Sua eleição para a Câmara dos Deputados, em 1994, foi um sucesso. Foi o segundo mais votado dos oito eleitos no Acre e o primeiro do PMDB, com 12 mil votos. Em São Paulo, o menos votado dos 70 deputados federais teve 26.445 votos na mesma eleição.
E foi esse sucesso, na opinião da senadora Marina, que foi subindo à cabeça de Chicão: "Ele foi enveredando pelo túnel e não saiu mais dele. Uma pena".
"Desde aquela época, eu dizia para ele: Chicão, pessoas que têm a nossa origem só podem entrar na política para defender um ideal. Senão, viram troféu dos partidos tradicionais, das oligarquias. Aí a estrutura te esmaga", conta a senadora, hoje com 39 anos.
Na opinião dela, a previsão foi integralmente confirmada.
Agora, lamenta: "Gente como a gente, como o Lula, a Benedita, o Chicão, eu, tem que fazer tudo 100% certo e tem que parecer que faz sempre tudo 100% certo". E conclui: "Estão todos loucos para dizer: 'Tão vendo? Gente assim não dá mesmo certo"'.
A suplente de Chicão, Adelaide, é também pivô do novo escândalo da Câmara, denunciado na segunda-feira passada pela Folha, e deve agora ser impedida de assumir definitivamente o mandato, caso ele seja cassado.
Ao contrário de Chicão, ela é de família de políticos no Acre. Seu irmão, Manoel Machado, já foi presidente da Assembléia Legislativa e se destaca pelo jeito de se vestir: sapatos e calça brancos, camisas berrantes, pesado cordão de ouro no pescoço. Outra irmã é Chaguinha Machado, ex-presidente da Companhia de Armazenagem do Acre.
O suplente da suplente é Adalberto Torres, atual presidente da Teleacre, por indicação dos políticos locais do PMDB. Ele, porém, não tem manifestado vontade de assumir a vaga na Câmara.
Governo federal
O candidato mais forte da oposição ao governo é o ex-prefeito da capital Jorge Viana, que está sem mandato. Ele diz que não tem queixa do governo federal. Pegou dois anos do governo Itamar Franco e dois do de Fernando Henrique Cardoso.
"Não seria honesto dizer que fomos maltratados lá. Na minha gestão, as verbas fundamentais, foram, e foram bem empregadas", admite.
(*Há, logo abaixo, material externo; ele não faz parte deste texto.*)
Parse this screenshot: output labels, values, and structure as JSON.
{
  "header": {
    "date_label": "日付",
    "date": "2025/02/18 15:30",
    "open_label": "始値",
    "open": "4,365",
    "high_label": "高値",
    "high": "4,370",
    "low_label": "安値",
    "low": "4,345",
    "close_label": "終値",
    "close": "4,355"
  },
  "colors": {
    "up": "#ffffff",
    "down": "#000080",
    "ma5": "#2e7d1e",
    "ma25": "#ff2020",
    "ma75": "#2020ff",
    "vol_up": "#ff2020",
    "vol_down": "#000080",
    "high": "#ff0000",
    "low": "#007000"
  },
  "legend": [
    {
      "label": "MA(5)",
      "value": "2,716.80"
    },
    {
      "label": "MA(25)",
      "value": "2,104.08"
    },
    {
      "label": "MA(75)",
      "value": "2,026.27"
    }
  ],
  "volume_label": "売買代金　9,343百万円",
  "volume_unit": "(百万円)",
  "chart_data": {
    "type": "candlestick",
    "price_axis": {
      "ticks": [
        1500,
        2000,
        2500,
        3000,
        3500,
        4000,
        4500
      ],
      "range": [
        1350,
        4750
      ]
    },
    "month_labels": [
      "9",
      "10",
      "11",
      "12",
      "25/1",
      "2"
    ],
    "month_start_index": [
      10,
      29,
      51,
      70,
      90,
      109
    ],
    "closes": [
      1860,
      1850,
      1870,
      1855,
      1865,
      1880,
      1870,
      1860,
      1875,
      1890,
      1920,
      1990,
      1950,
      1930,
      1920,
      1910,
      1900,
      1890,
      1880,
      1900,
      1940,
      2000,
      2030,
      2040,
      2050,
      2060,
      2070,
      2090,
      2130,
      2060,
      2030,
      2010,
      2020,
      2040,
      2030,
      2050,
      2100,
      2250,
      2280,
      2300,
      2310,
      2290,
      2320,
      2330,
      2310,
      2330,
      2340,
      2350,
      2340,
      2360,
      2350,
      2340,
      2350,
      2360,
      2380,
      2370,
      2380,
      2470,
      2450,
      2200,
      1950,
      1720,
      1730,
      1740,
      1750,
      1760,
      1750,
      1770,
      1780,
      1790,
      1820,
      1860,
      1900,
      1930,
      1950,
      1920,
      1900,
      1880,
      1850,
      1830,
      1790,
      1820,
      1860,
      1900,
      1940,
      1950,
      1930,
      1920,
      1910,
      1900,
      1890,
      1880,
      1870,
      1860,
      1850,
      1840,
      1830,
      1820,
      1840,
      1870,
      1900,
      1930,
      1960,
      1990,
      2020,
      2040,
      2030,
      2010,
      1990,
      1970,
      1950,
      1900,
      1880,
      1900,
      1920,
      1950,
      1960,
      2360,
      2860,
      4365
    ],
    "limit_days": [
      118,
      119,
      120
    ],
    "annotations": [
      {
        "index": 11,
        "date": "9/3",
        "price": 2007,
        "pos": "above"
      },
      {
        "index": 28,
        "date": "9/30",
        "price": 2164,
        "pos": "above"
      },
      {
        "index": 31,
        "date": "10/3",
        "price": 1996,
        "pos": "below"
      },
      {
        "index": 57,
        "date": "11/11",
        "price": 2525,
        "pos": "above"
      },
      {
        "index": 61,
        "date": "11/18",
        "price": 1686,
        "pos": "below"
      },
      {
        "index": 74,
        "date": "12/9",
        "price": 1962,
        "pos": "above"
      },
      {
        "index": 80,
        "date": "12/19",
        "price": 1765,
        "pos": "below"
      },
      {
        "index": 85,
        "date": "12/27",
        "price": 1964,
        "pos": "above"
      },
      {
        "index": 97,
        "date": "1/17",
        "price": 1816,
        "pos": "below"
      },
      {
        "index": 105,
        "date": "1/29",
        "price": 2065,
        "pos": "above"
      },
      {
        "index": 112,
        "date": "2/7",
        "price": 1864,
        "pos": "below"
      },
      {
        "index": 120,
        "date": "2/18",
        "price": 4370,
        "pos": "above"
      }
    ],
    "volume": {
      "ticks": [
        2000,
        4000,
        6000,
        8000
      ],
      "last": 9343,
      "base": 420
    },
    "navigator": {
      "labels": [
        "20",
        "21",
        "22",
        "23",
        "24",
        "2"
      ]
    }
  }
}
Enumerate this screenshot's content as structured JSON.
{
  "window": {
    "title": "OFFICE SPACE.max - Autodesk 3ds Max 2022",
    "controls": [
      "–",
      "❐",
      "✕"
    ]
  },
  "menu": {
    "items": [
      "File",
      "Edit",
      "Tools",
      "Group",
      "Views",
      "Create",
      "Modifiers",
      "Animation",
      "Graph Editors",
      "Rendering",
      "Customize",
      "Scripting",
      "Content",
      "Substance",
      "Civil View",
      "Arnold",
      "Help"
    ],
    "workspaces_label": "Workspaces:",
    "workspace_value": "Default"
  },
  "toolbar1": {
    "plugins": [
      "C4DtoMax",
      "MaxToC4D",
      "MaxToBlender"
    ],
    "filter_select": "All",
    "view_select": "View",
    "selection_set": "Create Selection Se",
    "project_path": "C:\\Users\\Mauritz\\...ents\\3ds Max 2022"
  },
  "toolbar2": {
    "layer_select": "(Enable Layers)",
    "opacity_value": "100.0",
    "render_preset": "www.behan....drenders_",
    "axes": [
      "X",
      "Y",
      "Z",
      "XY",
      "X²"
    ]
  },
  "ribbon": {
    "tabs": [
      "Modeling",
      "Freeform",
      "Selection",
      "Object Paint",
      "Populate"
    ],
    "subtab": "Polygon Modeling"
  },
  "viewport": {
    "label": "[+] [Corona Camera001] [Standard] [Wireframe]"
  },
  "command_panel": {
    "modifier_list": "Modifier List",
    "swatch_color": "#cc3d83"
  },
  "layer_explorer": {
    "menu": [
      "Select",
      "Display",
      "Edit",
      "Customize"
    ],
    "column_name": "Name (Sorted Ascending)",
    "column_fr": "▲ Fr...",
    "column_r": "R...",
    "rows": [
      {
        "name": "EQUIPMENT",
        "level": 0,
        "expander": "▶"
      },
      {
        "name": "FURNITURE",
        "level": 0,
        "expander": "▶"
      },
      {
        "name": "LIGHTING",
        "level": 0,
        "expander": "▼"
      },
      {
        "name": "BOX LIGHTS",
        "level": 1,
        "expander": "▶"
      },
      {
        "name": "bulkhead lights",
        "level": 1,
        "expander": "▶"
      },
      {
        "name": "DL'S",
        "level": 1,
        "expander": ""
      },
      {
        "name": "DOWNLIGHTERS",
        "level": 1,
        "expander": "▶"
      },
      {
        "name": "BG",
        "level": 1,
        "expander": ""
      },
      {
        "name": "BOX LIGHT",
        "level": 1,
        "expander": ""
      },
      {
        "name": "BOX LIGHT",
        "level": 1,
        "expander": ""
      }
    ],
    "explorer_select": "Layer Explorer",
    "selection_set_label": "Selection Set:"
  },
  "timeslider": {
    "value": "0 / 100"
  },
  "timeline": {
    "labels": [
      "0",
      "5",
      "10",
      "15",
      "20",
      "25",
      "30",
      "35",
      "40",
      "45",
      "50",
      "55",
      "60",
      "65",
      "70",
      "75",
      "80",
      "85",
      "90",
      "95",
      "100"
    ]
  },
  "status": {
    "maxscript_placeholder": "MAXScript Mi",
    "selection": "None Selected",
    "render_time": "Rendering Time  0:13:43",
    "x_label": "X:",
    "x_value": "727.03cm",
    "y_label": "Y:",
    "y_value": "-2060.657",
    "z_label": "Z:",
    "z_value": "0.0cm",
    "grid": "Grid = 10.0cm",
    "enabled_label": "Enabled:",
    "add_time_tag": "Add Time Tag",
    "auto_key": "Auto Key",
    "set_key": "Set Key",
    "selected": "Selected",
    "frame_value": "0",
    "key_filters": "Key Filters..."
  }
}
O último presidente da República que botou os pés em solo acreano, no entanto, foi há mais de dez anos. Os políticos locais nem se lembram mais qual deles era.
Fernando Henrique ameaçou ir mais de uma vez, mas acabou desistindo diante de novas denúncias de corrupção envolvendo políticos do Estado, inclusive o governador Orlei Cameli.
Sua ida a Rio Branco, por exemplo, estava extra-oficialmente prevista para a última sexta-feira. Iria inaugurar a BR-364, que corta o Estado e deságua em Mato Grosso. Mas desistiu. Mandou em seu lugar o ministro Eliseu Padilha (Transportes), do PMDB.
No início do século, o Acre chegou a ser um dos maiores exportadores do país. Durante as duas guerras mundiais, voltou a recuperar prestígio, exportando a borracha tão útil aos aliados.
Sua grande referência, nacional e internacional, porém, é um homem: o ambientalista Chico Mendes, assassinado por fazendeiros do Estado.